Marc Gascon, président de l'Union des municipalités du Québec et maire de Saint-Jérôme, a fait bâtir sa luxueuse résidence par au moins trois entreprises qui ont obtenu de gros contrats auprès de sa ville, a appris La Presse.

L'une de ces firmes, L'Archevêque&Rivest, de Repentigny, est spécialisée dans les secteurs municipal et commercial, a confirmé Sylvain Rivest, un des dirigeants. Le terrassement a été réalisé avec la machinerie d'Équipe Quatre Saisons, une firme d'excavation et d'asphaltage de Saint-Jérôme.

À elles deux, ces entreprises ont obtenu pour près de 25 millions de dollars de contrats depuis 2002 dans la ville du maire Gascon.

Travaux de peinture Cyr, une entreprise locale qui a obtenu plusieurs contrats par appel d'offres et sur invitation à Saint-Jérôme, est aussi intervenue dans ce chantier. La facture d'environ 2000$ a été «payée par chèque à l'entrepreneur», précise son président, André Cyr, un ami d'enfance de Marc Gascon.

Transformation extrême

Le permis de construire a été délivré le 31 mars 2008. Selon les documents officiels de la Ville de Saint-Jérôme, l'entrepreneur est L'Archevêque&Rivest et le coût des travaux s'élève à 200 000$, ce que nous a confirmé le maire.

Marc Gascon a obtenu au mois de juin 2008 une marge de crédit hypothécaire de 268 000$.

Selon plusieurs sources, il a fallu presque un an de travaux pour transformer en demeure de prestige le modeste bungalow que le maire Gascon avait acquis en 1988. Ces travaux majeurs ont forcé le couple à déménager temporairement.

De 2003 à 2007 inclusivement, L'Archevêque&Rivest a obtenu des contrats d'une valeur totale de près de 7,5 millions de dollars à Saint-Jérôme, en particulier pour le poste de police et la gare.

Son siège se trouve à Repentigny, mais elle dispose aussi d'une adresse dans un parc industriel à Saint-Jérôme, au 90, boulevard de Maisonneuve, édifice qu'elle a construit. Sylvain Rivest, un des dirigeants, précise qu'il s'agit d'un «bureau de consultation», utilisé seulement pour des rendez-vous avec des clients de la région.

L'Équipe Quatre Saisons est aussi très active dans la ville du maire Gascon, où elle réalise des travaux de terrassement, de déneigement, etc. Ses revenus ont d'ailleurs connu une croissance fulgurante. En 2002, ses contrats, qui se chiffraient à 550 000$, ont grimpé régulièrement jusqu'à atteindre 4,6 millions en 2009. Au total, la firme de Mario Leclair a obtenu pour près de 16,5 millions de dollars de contrats à Saint-Jérôme. Mais, en 2010, les affaires connaîtraient une «décroissance» dans cette ville, de l'aveu même de son dirigeant, que La Presse a joint par téléphone.
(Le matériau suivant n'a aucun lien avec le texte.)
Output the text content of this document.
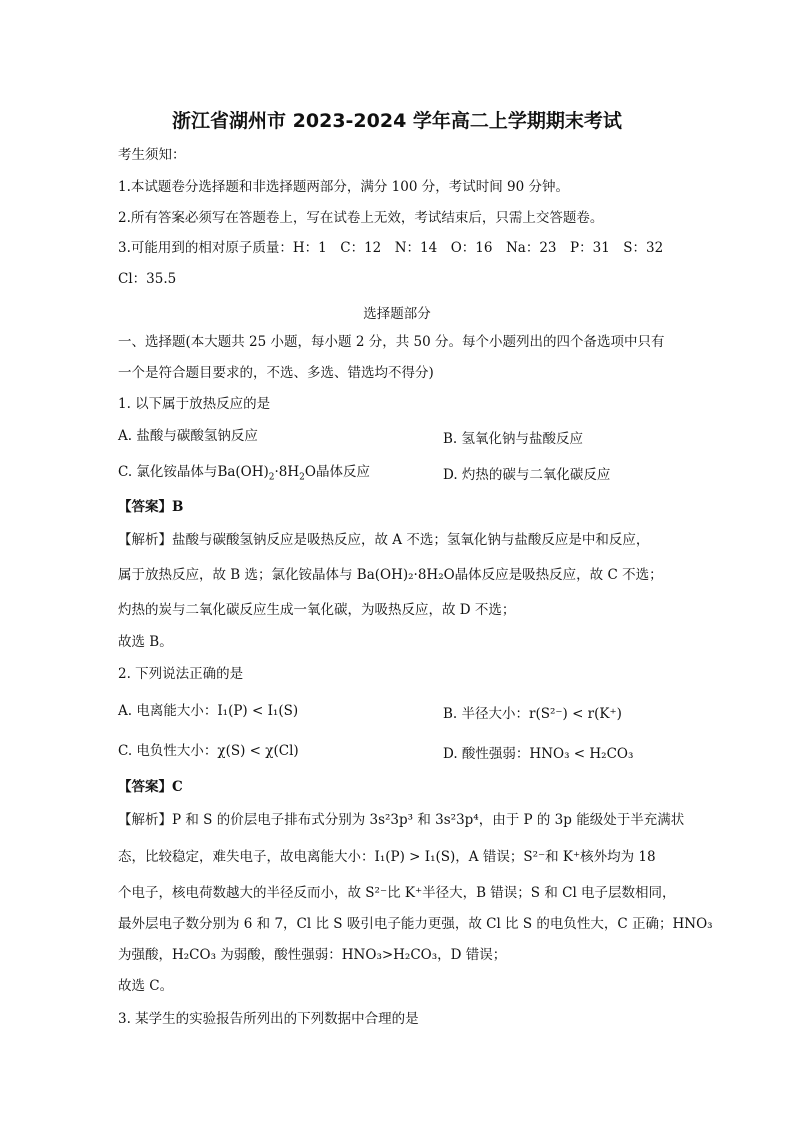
浙江省湖州市 2023-2024 学年高二上学期期末考试
考生须知：
1.本试题卷分选择题和非选择题两部分，满分 100 分，考试时间 90 分钟。
2.所有答案必须写在答题卷上，写在试卷上无效，考试结束后，只需上交答题卷。
3.可能用到的相对原子质量：H：1　C：12　N：14　O：16　Na：23　P：31　S：32
Cl：35.5
选择题部分
一、选择题(本大题共 25 小题，每小题 2 分，共 50 分。每个小题列出的四个备选项中只有
一个是符合题目要求的，不选、多选、错选均不得分)
1. 以下属于放热反应的是
A. 盐酸与碳酸氢钠反应	B. 氢氧化钠与盐酸反应
C. 氯化铵晶体与$Ba(OH)_2\cdot 8H_2O$晶体反应	D. 灼热的碳与二氧化碳反应
【答案】B
【解析】盐酸与碳酸氢钠反应是吸热反应，故 A 不选；氢氧化钠与盐酸反应是中和反应，
属于放热反应，故 B 选；氯化铵晶体与 Ba(OH)₂·8H₂O晶体反应是吸热反应，故 C 不选；
灼热的炭与二氧化碳反应生成一氧化碳，为吸热反应，故 D 不选；
故选 B。
2. 下列说法正确的是
A. 电离能大小：I₁(P) < I₁(S)	B. 半径大小：r(S²⁻) < r(K⁺)
C. 电负性大小：χ(S) < χ(Cl)	D. 酸性强弱：HNO₃ < H₂CO₃
【答案】C
【解析】P 和 S 的价层电子排布式分别为 3s²3p³ 和 3s²3p⁴，由于 P 的 3p 能级处于半充满状
态，比较稳定，难失电子，故电离能大小：I₁(P) > I₁(S)，A 错误；S²⁻和 K⁺核外均为 18
个电子，核电荷数越大的半径反而小，故 S²⁻比 K⁺半径大，B 错误；S 和 Cl 电子层数相同，
最外层电子数分别为 6 和 7，Cl 比 S 吸引电子能力更强，故 Cl 比 S 的电负性大，C 正确；HNO₃
为强酸，H₂CO₃ 为弱酸，酸性强弱：HNO₃>H₂CO₃，D 错误；
故选 C。
3. 某学生的实验报告所列出的下列数据中合理的是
Il croit n'avoir «pas fait grand-chose» à la maison du maire - il s'agissait certainement, selon lui, d'une «location à l'heure ou d'un prêt d'engins ou de camions» à L'Archevêque&Rivest.

Le maire doit dissiper le doute

Le président de l'Institut québécois d'éthique appliquée, René Villemure, est catégorique: le maire Gascon n'aurait jamais dû choisir des entrepreneurs qui font affaire avec sa ville. «En tant que maire et président de l'Union des municipalités du Québec, il devrait démontrer une exemplarité plus grande que la normale.» C'est un cas de «confusion d'intérêts», «au minimum maladroit» qui allume un «feu jaune».

«On présume qu'il a payé, ajoute l'éthicien, mais était-ce au prix du marché? Il plane un doute et, pour le dissiper, c'est le maire, qui est aussi l'élu no 1 au Québec, qui a le fardeau de la preuve.»

Au nom de la préférence locale, l'entrepreneur André Cyr ne se sent pas mal à l'aise d'avoir accepté ce contrat. «Je n'aimerais pas voir une entreprise de Sainte-Adèle venir faire des travaux chez mon maire, à qui je paye des taxes», justifie-t-il.

Même son de cloche chez Sylvain Rivest, de L'Archevêque&Rivest: «Avec tout ce qui se passe aujourd'hui dans le monde municipal, peut-être qu'on dirait non, mais dans le temps, je ne voyais aucun risque ou problème.»